Debates of February 11, 2008 (day 4)
MEMBER’S STATEMENT ON IMMIGRATION PROCESS FOR FOREIGN WORKERS
In this heated economy many Northern employers face shortages of both skilled and semi-skilled workers. Allowing employers to fill their labour shortages through foreign employees, both on a temporary or permanent basis, is a win-win for our economy, and there is a role for the G.N.W.T. to play.
There are shortages in a variety of industries, and we lack the number of interested people to catch up. Eleven jurisdictions, including the Yukon, have a provincial nomination system that helps speed up the immigration process for skilled and semi-skilled workers who wish to become permanent residents of that jurisdiction. Of course, Citizenship and Immigration still have the final say, but these programs do cut the red tape and make it easier for these employers to help fill those labour shortages.

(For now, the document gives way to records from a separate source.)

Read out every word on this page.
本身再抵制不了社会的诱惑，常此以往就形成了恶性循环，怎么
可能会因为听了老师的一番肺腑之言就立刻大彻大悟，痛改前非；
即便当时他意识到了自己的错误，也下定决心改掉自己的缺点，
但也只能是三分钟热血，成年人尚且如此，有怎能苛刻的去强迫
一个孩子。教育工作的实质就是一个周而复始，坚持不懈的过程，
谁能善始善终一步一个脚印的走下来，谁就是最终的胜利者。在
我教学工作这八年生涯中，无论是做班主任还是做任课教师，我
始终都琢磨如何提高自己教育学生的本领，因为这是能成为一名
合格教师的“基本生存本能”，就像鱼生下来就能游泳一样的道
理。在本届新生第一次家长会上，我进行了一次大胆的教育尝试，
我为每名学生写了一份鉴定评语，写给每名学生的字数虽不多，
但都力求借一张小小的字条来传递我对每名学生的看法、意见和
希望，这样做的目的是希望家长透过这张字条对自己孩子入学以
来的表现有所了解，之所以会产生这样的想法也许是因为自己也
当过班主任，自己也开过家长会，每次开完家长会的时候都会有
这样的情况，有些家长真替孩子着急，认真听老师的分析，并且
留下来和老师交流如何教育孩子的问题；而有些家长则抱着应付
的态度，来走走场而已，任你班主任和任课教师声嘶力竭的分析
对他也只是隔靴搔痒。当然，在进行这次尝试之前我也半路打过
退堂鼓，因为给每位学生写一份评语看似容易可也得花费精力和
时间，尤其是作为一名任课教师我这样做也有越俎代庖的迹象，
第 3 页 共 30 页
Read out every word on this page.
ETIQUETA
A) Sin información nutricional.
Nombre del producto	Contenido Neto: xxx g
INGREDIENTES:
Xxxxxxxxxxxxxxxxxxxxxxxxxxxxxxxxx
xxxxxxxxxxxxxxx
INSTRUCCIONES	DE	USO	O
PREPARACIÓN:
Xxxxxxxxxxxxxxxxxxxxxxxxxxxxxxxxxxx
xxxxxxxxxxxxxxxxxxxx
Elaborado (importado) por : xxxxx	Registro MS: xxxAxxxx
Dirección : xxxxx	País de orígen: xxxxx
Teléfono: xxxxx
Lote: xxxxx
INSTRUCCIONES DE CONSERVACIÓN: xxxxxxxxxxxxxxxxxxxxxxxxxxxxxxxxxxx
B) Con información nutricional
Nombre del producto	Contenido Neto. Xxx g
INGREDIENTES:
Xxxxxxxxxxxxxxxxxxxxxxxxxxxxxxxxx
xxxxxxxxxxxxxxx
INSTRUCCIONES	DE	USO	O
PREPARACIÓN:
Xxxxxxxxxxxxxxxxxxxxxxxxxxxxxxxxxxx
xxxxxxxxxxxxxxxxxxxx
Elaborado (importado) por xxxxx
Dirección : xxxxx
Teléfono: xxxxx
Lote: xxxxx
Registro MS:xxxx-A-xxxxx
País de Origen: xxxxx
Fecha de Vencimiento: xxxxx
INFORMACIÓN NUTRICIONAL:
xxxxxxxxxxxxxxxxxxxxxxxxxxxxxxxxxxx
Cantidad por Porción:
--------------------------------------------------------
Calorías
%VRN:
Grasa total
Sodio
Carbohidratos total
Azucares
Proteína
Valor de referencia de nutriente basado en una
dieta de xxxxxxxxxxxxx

I believe the G.N.W.T. needs to take a look at setting up such a program. I’m also aware of the difficulty and expense the employers go through in the food and hospitality industry as they face trying to recruit staff. It is extremely difficult to find workers who are willing to work for the wages that they can provide. Some food service operators have had some success in hiring temporary foreign workers, but this process is expensive and very time consuming.
We need to help our employers meet these challenges, Mr. Speaker. The resulting tax revenue and increased grant from Canada that will result from higher immigration levels could easily help with that expense involved.
Mr. Speaker, I can best describe the situation as a Scylla or Charybolis. If we do nothing, the six-headed monster will chew those hard-working small business people down, wear them out and cause them to give up. Or equally as bad, the whirlpool of bureaucracy will swallow them up in a frustration type way in a system that was designed to always help them. If we do nothing the ambition of small business will be sunk, and it is embarrassing for this government to watch that sailing ship sink without helping it.